We had a reasonable turnout for our Christian Ecology Link meeting last evening. The 30 or so who came were rewarded by a thought-provoking talk: it was followed by a good discussion.
Mark Letcher has been promoting sustainable energy for nearly two decades: his Bristol consultancy, Climate Works, helps organisations reduce their carbon footprint - but he didn't come to plug that. Instead, he spoke about his involvement with Operation Noah, an independent charity founded by Christian Ecology Link 11 years ago - the first Christian campaign to focus upon the need to address climate change.
We will all remember 2012, Mark said, for its Summer of sport - but it has also been (to use Churchill's phrase) "a period of consequences". Illustrative of many disconcerting, but largely under-reported, events is the steep reduction in Arctic Summer sea ice.

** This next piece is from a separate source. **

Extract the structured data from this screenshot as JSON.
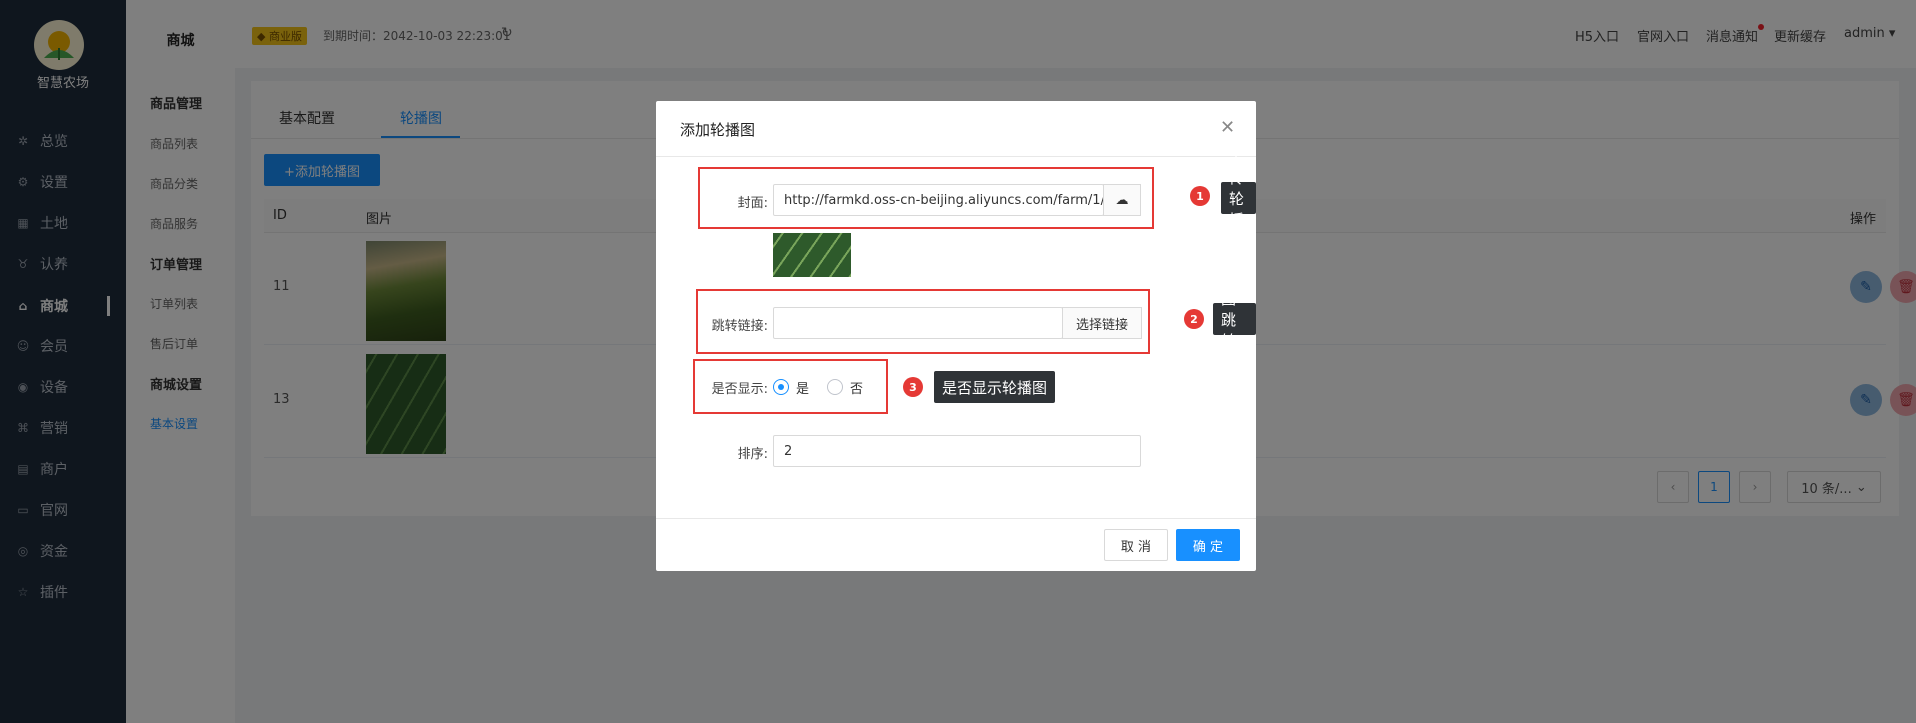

How can we, Mark asked, accept these climate events, and merely prepare to adapt to them? It's not just the prospect of six degrees of warming, but the effect of rapid acidification of the oceans, a world population of maybe 10 billion in 70 years, and an eagerness (not to say a demand) on behalf of most of the have-littles to consume as much as we - or worse, the Americans - now do, and that in the near future. "This just doesn't stack up!"
Successive Governments have adopted policies that are letting the environment run down: what an outcry there would be were a political party to set out in its manifesto, "We intend to let the Health Service run down"!
Mark went on to say that what we face is not only a rape of the resources of the natural world, but "an unmitigated assault upon the poor." Is it reasonable, he asked, that the poorest should carry the biggest burden when they have contributed least to the problem? This is surely the real challenge for Christians.
Why is it so difficult to talk to others about climate change? If it doesn't frighten, then it can shame them - and inducing neither reaction is effective to alter a person's frame of mind.
In the past, we were prepared to make sacrifices for future generations: our parents and grandparents suffered the deprivations of wartime; and went on to accept the concept of "greenbelt" to safeguard our countryside. However, now we seem to be saying that we have the right to live as we are living, even though we know it's at the expense of future generations. Is the future we are being offered the one we want for our grandchildren? If not, then there's an urgent need to talk, to coordinate and to challenge politically.
We face a profound crisis affecting our values and our faith, as well as our relationship with the natural world. But the other side of the coin is that it's also an opportunity for an alternative vision. Something like that set out in David Atkinson's "Renewing the face of the earth." Something too like that Ellen MacArthur, for instance, has recognised in setting up her foundation. "What's missing at present is all of our voices: our eyes are closed, and we have fingers in our ears."